Meet the Therapist: Joshua Moritz
What attracted you to become a therapist?
I have always been completely fascinated with the human experience and exploring of ourselves on a deeper level. Before I trained, I studied philosophy and I was interested in questions around existentialism, and what it means to be alive. As I explored psychotherapy and counselling more seriously, having benefited from personal therapy myself, it struck me as a calling and a natural next step in this exploration.
Where did you train?
I trained at the Minster Centre, one of the first integrative training institutes in the UK. It is a five-year training, rigorous both academically and experientially, where we are exposed to the full range of psychotherapeutic modalities, and trained to develop our own therapeutic approaches.
Can you tell us about the type of therapy you practise?
I am an integrative psychotherapist, meaning that I am trained in a range of different modalities which in turn inspire my approach. I chose this way as the history of psychotherapy is broad and diverse and I wanted to develop as a flexible practitioner. My own approach is inspired by existential psychotherapy, attachment theory (what our relationships were like growing up), trauma work and relational psychotherapy (how we construct our relationships now).
How does integrative psychotherapy help with treating symptoms of anxiety?
Integrative psychotherapists often have a lot of different tools in their locker. With anxiety we can offer help both in terms of understanding the ‘here-and-now’ experiences (e.g. what anxiety feels like in your body, what are the triggers etc.) as well as digging deeper into the roots of anxiety (e.g. looking at childhood, traumas, the role of the unconscious etc.). We are not married to a rigid technique, so will often intuitively sense what direction the work needs to go, often in collaboration with our clients.
What sort of people do you usually see?
One of the joys of my career so far has been the diversity of clients I have worked with, from age 18 to 90. Currently, I work with adults coming with difficulties such as bereavement, depression, anxiety, self-esteem issues and relationship difficulties. I also work with a lot of clients exploring issues and questions related to their sexuality and gender identity.
What do you like about being a therapist?
The gift of being a therapist is getting to bear witness to someone else’s intimate and authentic story. Ultimately, without any of the therapy jargon and theory, you are providing a safe and contained space for people to take risks and be vulnerable (often for the first time in their lives).
What is less pleasant?
I am not sure that therapy needs to be ‘pleasant’ always. Sometimes, the work involves getting into the messy, sticky and uncomfortable places.

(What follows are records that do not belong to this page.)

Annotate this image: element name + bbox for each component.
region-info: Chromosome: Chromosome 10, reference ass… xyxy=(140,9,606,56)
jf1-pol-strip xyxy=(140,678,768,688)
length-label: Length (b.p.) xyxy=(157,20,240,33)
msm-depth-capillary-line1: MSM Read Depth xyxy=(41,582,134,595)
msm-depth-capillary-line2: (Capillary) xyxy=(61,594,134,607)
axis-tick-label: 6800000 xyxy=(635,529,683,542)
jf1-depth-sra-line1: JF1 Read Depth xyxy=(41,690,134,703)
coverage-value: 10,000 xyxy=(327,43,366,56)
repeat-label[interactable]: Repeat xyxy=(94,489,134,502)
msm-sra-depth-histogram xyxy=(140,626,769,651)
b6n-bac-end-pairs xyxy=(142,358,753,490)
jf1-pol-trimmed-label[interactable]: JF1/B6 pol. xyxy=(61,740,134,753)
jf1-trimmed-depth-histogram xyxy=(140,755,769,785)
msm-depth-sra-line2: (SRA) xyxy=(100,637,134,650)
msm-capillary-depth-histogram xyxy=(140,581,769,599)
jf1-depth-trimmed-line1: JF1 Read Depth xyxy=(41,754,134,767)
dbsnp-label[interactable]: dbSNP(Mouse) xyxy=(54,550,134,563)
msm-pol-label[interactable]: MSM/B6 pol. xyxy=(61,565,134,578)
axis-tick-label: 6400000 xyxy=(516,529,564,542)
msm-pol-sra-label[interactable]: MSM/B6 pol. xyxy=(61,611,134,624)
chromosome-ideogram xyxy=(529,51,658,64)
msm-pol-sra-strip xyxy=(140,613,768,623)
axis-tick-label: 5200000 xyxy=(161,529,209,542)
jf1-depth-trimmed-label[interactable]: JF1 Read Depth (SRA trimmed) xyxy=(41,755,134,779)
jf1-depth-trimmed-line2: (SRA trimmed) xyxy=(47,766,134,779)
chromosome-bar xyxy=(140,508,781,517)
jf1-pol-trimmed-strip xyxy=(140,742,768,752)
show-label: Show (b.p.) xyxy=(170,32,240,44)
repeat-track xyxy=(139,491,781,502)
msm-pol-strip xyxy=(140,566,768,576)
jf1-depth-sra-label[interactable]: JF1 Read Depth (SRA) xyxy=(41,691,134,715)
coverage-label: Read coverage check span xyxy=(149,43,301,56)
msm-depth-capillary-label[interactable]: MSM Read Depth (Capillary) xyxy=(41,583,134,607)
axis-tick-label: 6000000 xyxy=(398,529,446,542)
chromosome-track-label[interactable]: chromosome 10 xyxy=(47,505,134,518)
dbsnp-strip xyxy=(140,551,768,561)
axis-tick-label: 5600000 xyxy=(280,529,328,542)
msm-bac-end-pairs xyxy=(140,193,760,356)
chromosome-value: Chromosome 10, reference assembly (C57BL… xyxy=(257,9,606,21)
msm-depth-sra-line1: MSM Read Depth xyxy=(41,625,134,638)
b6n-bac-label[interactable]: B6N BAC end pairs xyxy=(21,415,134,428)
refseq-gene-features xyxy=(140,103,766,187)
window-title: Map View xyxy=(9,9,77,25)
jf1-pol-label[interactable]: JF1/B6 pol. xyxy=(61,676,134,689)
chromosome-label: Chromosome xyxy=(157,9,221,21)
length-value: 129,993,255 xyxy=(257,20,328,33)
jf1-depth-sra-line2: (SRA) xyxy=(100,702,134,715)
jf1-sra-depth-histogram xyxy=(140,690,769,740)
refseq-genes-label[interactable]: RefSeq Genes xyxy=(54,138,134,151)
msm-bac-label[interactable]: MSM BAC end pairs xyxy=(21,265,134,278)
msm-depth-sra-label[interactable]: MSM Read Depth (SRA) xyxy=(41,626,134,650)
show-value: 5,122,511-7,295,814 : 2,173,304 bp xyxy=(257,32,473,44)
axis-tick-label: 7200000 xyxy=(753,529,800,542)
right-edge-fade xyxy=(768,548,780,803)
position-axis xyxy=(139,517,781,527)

A teacher of mine suggests that the task of therapy is to ‘sit with the unbearable’, and I believe that getting familiar with less pleasant places is core to the work.
How long you’ve been with welldoing.org and what you think of us?
I’ve only been with welldoing.org for a few months, but have found the experience very positive so far, having been on a few different directories previously. I particularly like the booking-in system, allowing clients to find a therapist with availability which works for them.
Do you ever suggest books or apps to clients?
Yes, I sometimes suggest books should it feel appropriate in the context of the work. Two books I have recommended recently in my practice are Staring at the Sun by Irvin Yalom and Rewriting the Rules by Meg-John Barker.
What you do for your own mental health?
You will often find me at a local Parkrun and I am an avid cyclist.
You are a therapist in Hackney. What can you share with us about seeing clients in this area?
I work close to Haggerston, amongst a diverse population in terms of ethnicities, religions, nationalities and cultural backgrounds. I work with a lot of creatives, students, artists and freelancers, as well as full-time professionals.
What’s your consultation room like?
My consultation room is at Hackney Therapy, and the rooms I practice from are stylish, comfortable and quiet. There is disabled access and a private waiting room.
What do you wish people knew about therapy?
Unfortunately, therapists do not have magic wands, and that therapy is an ongoing (and often non-linear) process. The most important facet of therapy is the therapeutic relationship with the therapist and client.
What did you learn about yourself in therapy?
I learnt how to accept myself as who I am. I believe that the task of therapy often isn’t ‘change’ in itself, but that change comes once we have practice a radical acceptance of who we are (in all our parts).